Taking this into consideration, the physical properties of cocoa butter, such as its melting point and crystallinity, should be just as important as the aroma compounds when it comes to flavor perception. Some factors that can influence a compound’s volatility includes temperature, solubility, and molecular interactions with other ingredients. “Fat can entrap lipophilic volatile compounds. The solubility of flavor compounds in the fat phase depends on their hydrophobicity [ability to dissolve in fat]. Vanillin is an example of a flavor compound that can be entrapped in the fat phase,” adds Dewettinck. This was confirmed in a study by Li et al. (1997) using liquid chromatography, where the aroma compound vanillin had decreased in concentration within the fat phase of vanilla ice cream as total fat content had been reduced.
“In the final product, cocoa butter in theory should reduce or thin out the flavor, but at the right amount, the cocoa butter can contribute to distributing the flavor rapidly around the mouth and therefore enhancing flavor release,” says Castellan. “Sugar particle size can contribute to feeling immediate sweetness (and overwhelming the initial flavor release) or persistent long-lasting full sweetness, which can control or subdue inherent bitterness.”
Influence of Shelf Life on Flavor
Chocolate consumers should be aware of how to properly store and maintain the quality of their chocolate. While a common indicator that limits chocolate’s shelf life is fat bloom, which is the greyish dulling of its surface, flavor may also be impacted. Aroma compounds may either oxidize or be lost through evaporation if the chocolate is stored at elevated temperatures or under high humidity.
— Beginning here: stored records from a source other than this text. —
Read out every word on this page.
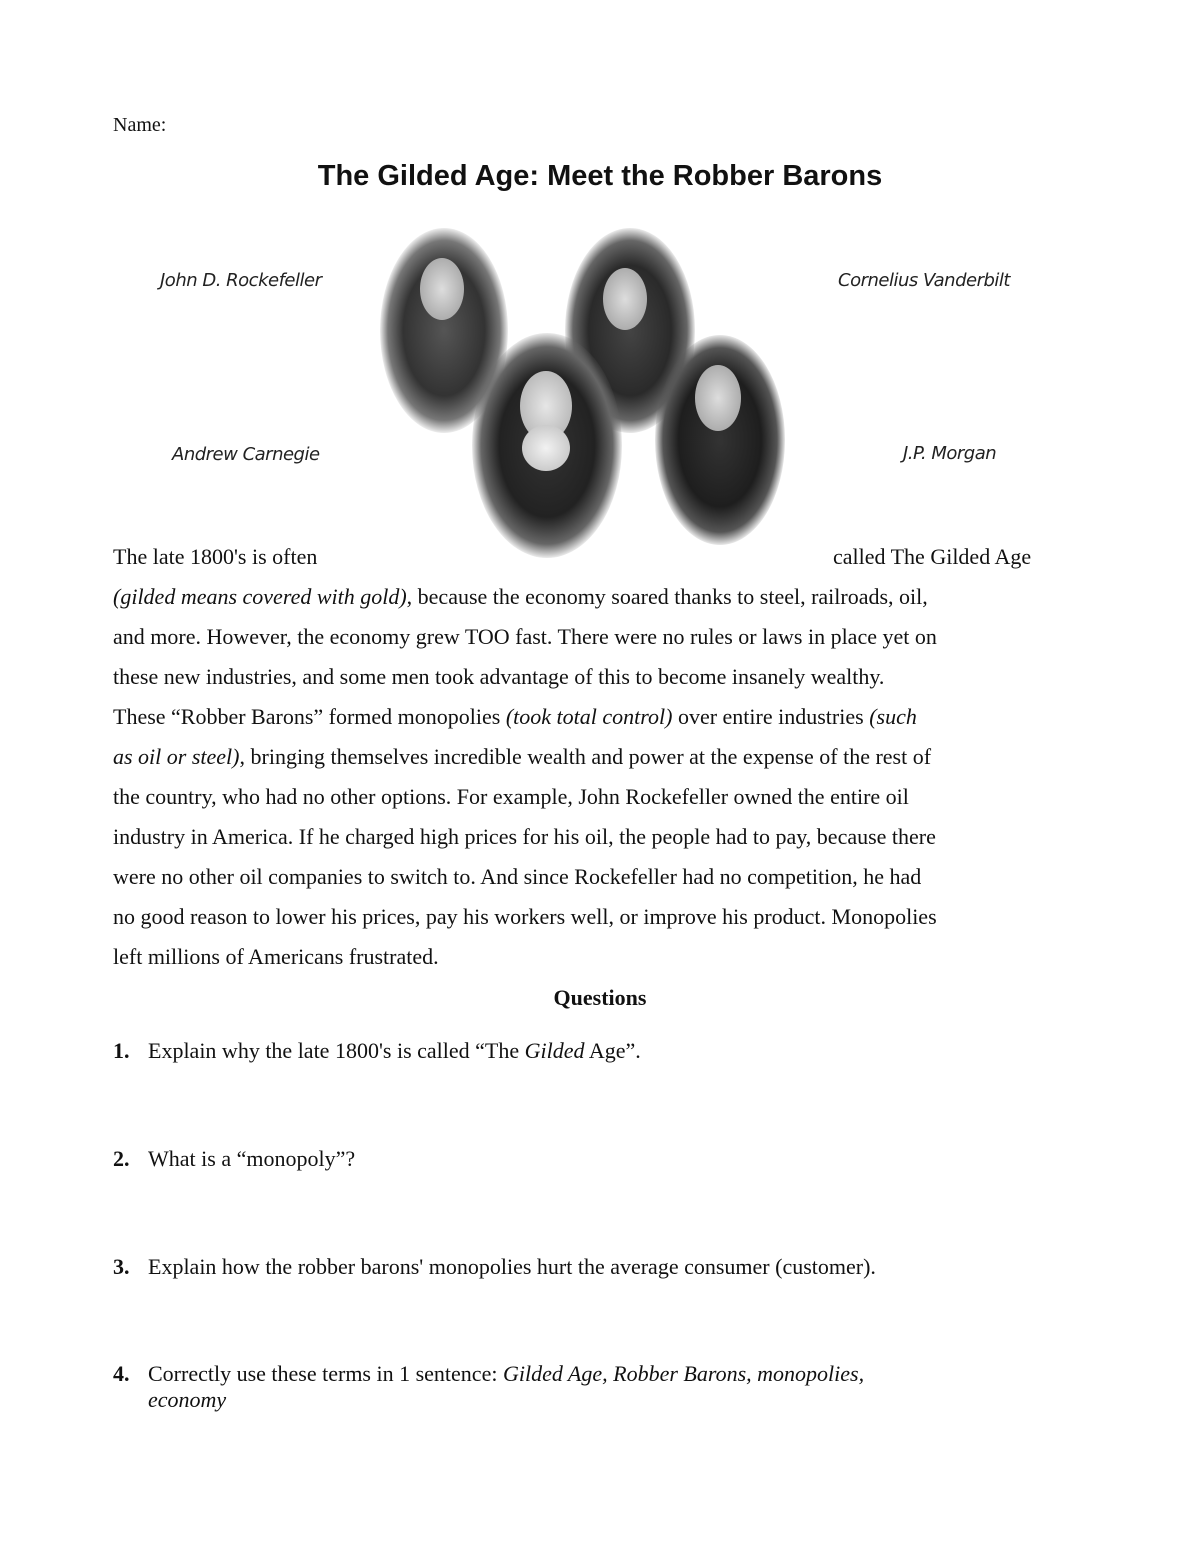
Name:
The Gilded Age: Meet the Robber Barons
John D. Rockefeller	Cornelius Vanderbilt
Andrew Carnegie	J.P. Morgan
The late 1800's is often	called The Gilded Age
(gilded means covered with gold), because the economy soared thanks to steel, railroads, oil,
and more. However, the economy grew TOO fast. There were no rules or laws in place yet on
these new industries, and some men took advantage of this to become insanely wealthy.
These “Robber Barons” formed monopolies (took total control) over entire industries (such
as oil or steel), bringing themselves incredible wealth and power at the expense of the rest of
the country, who had no other options. For example, John Rockefeller owned the entire oil
industry in America. If he charged high prices for his oil, the people had to pay, because there
were no other oil companies to switch to. And since Rockefeller had no competition, he had
no good reason to lower his prices, pay his workers well, or improve his product. Monopolies
left millions of Americans frustrated.
Questions
1. Explain why the late 1800's is called “The Gilded Age”.
2. What is a “monopoly”?
3. Explain how the robber barons' monopolies hurt the average consumer (customer).
4. Correctly use these terms in 1 sentence: Gilded Age, Robber Barons, monopolies,
economy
In a storage study by Nightingale et al. (2012), the concentration of aroma compounds 2-methylpentanal, 2-methylbutanal, and 3-methylbutanal were found to significantly increase if chocolates were stored at 30.5° C. To preserve the chocolate’s flavor profile at the time of purchase, it is best to keep it stored at temperatures between 18° and 21° C and away from either moisture or light.
Significant efforts to widen the repertoire of chocolate flavor profiles have been firmly entrenched by chocolatiers, especially those involved in the production of craft chocolates. Understanding how origin and quality of the bean during harvest as well as how processing is used to generate different aroma compounds is essential to meet the growing demand of flavors with greater complexities. Beyond the small operations growing in number and scope, it is also important to fully realize and appreciate this chemistry as well as the impact of other ingredients that ultimately contribute to our enjoyment of chocolate.
The authors would like to thank David Castellan of SOMA Chocolatemaker and Koen Dewettinck of Ghent University for their knowledge and insight.